There probably is so much of CBW, it is so lethal, it is all over the place, and it does not require much preparation. It needs only a proper water source, wind direction, or some other action from Mother Nature to bring about the type of horrible disaster that this material can cause. The crisis,                                                                                                                                                                       unfortunately, has now reached such proportions that it is not clear whether those seeking refuge can even escape.

There is another observation about the current crisis which Stephen Starr explains in a piece in Foreign Policy. Starr, an American living in Syria as a free-lance journalist since 2007, suggested that many of the people he knew in his village outside of Damascus, were at least as afraid of the what might occur after Assad leaves than they are about the way life was under his rule; even now. Starr write that he believed that a sizeable majority of the Christians, Sunnis, Alawites, and Druze living in Jdaydieh Artouz are terribly afraid of a radical Muslim regime taking over and clamping down on the open, pluralistic life that they have enjoyed. From dress, to liquor sales, to religious festivals, most people do not believe that the rebel victory will end well for them. He suggests that this represents the mood throughout much of Syria.

For the people of Jdaydieh Artouz and similar places in Syria it may well be much too late. As one of the comments on Starr’s piece noted, this may be the initial price to be paid for the revolution. As it was in Egypt and even in Libya, the Arab Spring produced a result that was exceedingly disruptive to the status quo and represents the new challenge for the Arab world. 

The people in Jdaydieh Artouz are rather naïve. The Arab world is in turmoil and they assumed that they lived in an oasis!
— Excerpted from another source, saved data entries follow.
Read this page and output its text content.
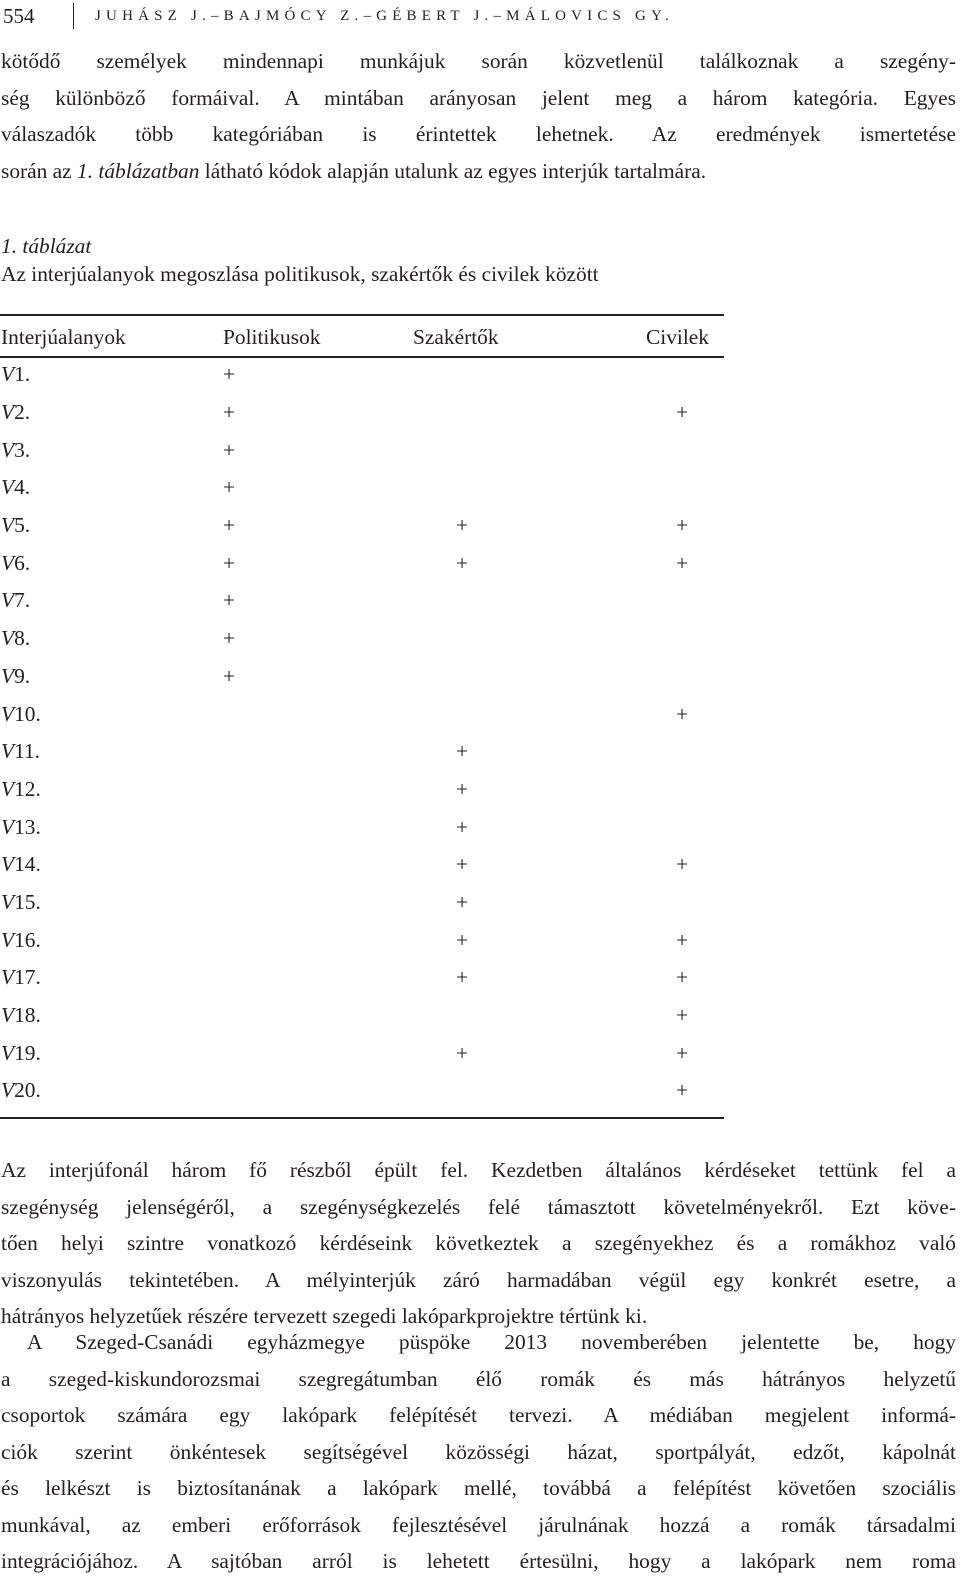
554	JUHÁSZ J.–BAJMÓCY Z.–GÉBERT J.–MÁLOVICS GY.
kötődő személyek mindennapi munkájuk során közvetlenül találkoznak a szegény-
ség különböző formáival. A mintában arányosan jelent meg a három kategória. Egyes
válaszadók több kategóriában is érintettek lehetnek. Az eredmények ismertetése
során az 1. táblázatban látható kódok alapján utalunk az egyes interjúk tartalmára.
1. táblázat
Az interjúalanyok megoszlása politikusok, szakértők és civilek között
Interjúalanyok	Politikusok	Szakértők	Civilek
V1.	+		
V2.	+		+
V3.	+		
V4.	+		
V5.	+	+	+
V6.	+	+	+
V7.	+		
V8.	+		
V9.	+		
V10.			+
V11.		+	
V12.		+	
V13.		+	
V14.		+	+
V15.		+	
V16.		+	+
V17.		+	+
V18.			+
V19.		+	+
V20.			+
Az interjúfonál három fő részből épült fel. Kezdetben általános kérdéseket tettünk fel a
szegénység jelenségéről, a szegénységkezelés felé támasztott követelményekről. Ezt köve-
tően helyi szintre vonatkozó kérdéseink következtek a szegényekhez és a romákhoz való
viszonyulás tekintetében. A mélyinterjúk záró harmadában végül egy konkrét esetre, a
hátrányos helyzetűek részére tervezett szegedi lakóparkprojektre tértünk ki.
A Szeged-Csanádi egyházmegye püspöke 2013 novemberében jelentette be, hogy
a szeged-kiskundorozsmai szegregátumban élő romák és más hátrányos helyzetű
csoportok számára egy lakópark felépítését tervezi. A médiában megjelent informá-
ciók szerint önkéntesek segítségével közösségi házat, sportpályát, edzőt, kápolnát
és lelkészt is biztosítanának a lakópark mellé, továbbá a felépítést követően szociális
munkával, az emberi erőforrások fejlesztésével járulnának hozzá a romák társadalmi
integrációjához. A sajtóban arról is lehetett értesülni, hogy a lakópark nem roma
It will be some time before the full spillover from all the Arab ferment truly can be assessed. Change is not simple and rarely follows a straight line. So many people were suffering throughout the years the Assad family ruled Syria with a very tight, punitive fist.  Over the past 18 months the country has exploded. Syria will need to go through a series of phases and trial regimes. Perhaps at the end the idyllic life they enjoyed in Jdaydieh Artouz will return, but they will be fighting for their survival until then, as if they clearly have now begun to do so as the civil war has hit them too.  Imagine what they will feel if and when the CBW hits them too.